One thing that always makes me feel Christmassy (aside from putting up the decs) is making cranberry sauce for Christmas dinner.
It should be said that we don’t use cranberry sauce as a condiment, rather as a side dish all of it’s very own. This is partly why I like to make it from scratch, the flavour is far far superior to a shop bought cranberry sauce, and the texture is softer and less gelatinous. We tend to eat the entire jar of sauce in the one sitting.
This sauce is so ridiculously easy that it’s almost easier to make it up rather than buy it, so if you don’t usually make your own, why not give it a try this year?
1 packet of fresh cranberries. These are now very readily available at this time of year. I picked ours up at Waitrose this year, in previous years I have bought them from Sainsbury’s and at a local greengrocer. You can use frozen if you can’t get them fresh. You need roughly 300g.
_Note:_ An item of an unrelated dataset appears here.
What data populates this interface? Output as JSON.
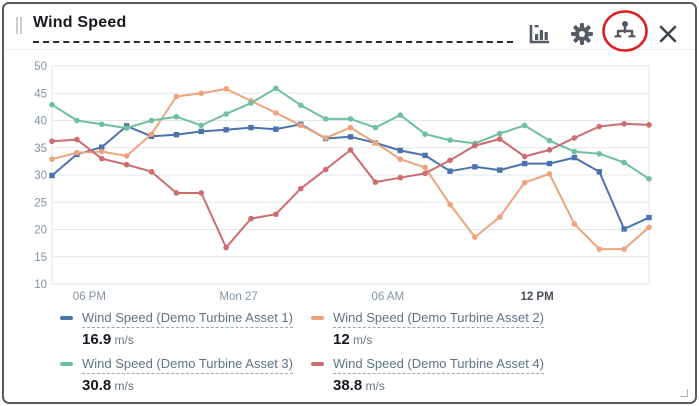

170g of white caster sugar.
The juice and zest of an orange
You can also throw in a few cloves, grate in a bit of nutmeg and sprinkle some cinammon in for a bit of seasonal warmth if you like (I do).
If you are making it in advance, a kilner jar with a seal or a large jam jar. You will need to sterilise this otherwise the sauce might go mouldy. I do this by giving it a good wash and then popping it in a low oven (150°C ish). If you are using a kilner jar with a plastic seal, be sure not to put this in the oven, as it may well melt.
Firstly, wash your cranberries, drain off and set aside.
Zest the orange. Do this before you extract the juice or you’ll find it almost impossible to get the zest.
Bring up to the boil and simmer for 10 minutes or so. The cranberries will begin to burst and the juice will turn a nice deep red.
At this point it’s nice to add some spices along with your orange zest. I use a few cloves, a pinch of cinnamon and some freshly grated nutmeg. Throw them all in the pan of bubbling cranberries. Another great addition is a splash of port.
Give it a good stir to break up any cranberries which have stubbornly decided not to pop and allow it to come to the boil once more. As soon as it does, remove the pan from the heat. Cranberries contain a lot of pectin, which is what makes it set, so you might notice at this point the sauce has become a lot thicker. If it coats the back of a metal spoon, it’s done.
Spoon it into your pre-sterilised container, allow to cool a little, and seal. It will last a good couple of weeks quite happily on the side, or you can put it in the fridge.
And just incase another argument for making this in advance was needed, the flavours really will marry and the sauce will taste even more epic come Christmas day.